Keluarga allahyarham Teungku Bantaqiah yang bermukim di Beutong Ateuh, merupakan pemimpin agama sekaligus tokoh adat paling berpengaruh di sana. Mereka berdiri tegak menolak tambang. Bagi mereka, apa yang telah disediakan oleh rimba Beutong telah lebih dari cukup untuk hidup dan membangun peradaban.

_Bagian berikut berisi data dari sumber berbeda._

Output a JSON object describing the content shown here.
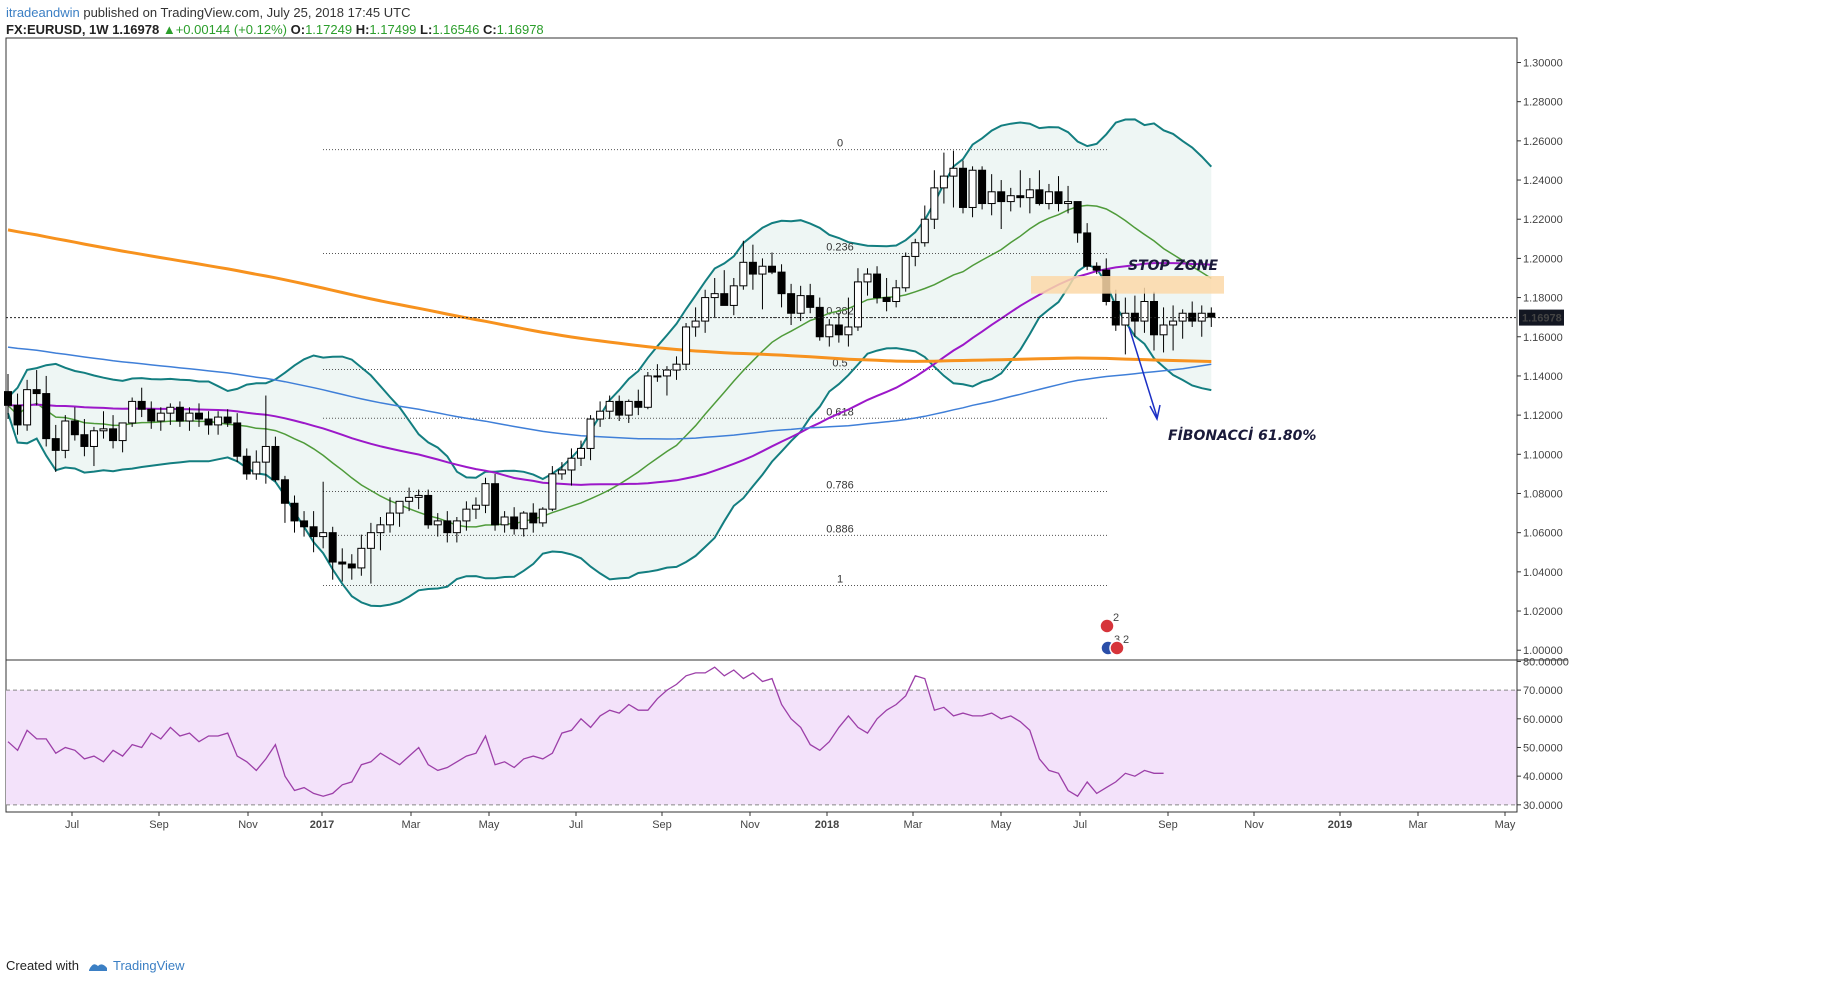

Putra Teungku Bantaqiah, Teungku Malikul Aziz, jauh-jauh hari telah memberikan peringatan, bahwa Bumi Beutong jangan ditambang. Rezeki yang diberikan Allah melalui lebatnya rimba, telah lebih dari cukup. Mereka tak perlu lebih. Bahkan, kehadiran tambang ditakutkan akan menghadirkan mimpi buruk di kemudian hari.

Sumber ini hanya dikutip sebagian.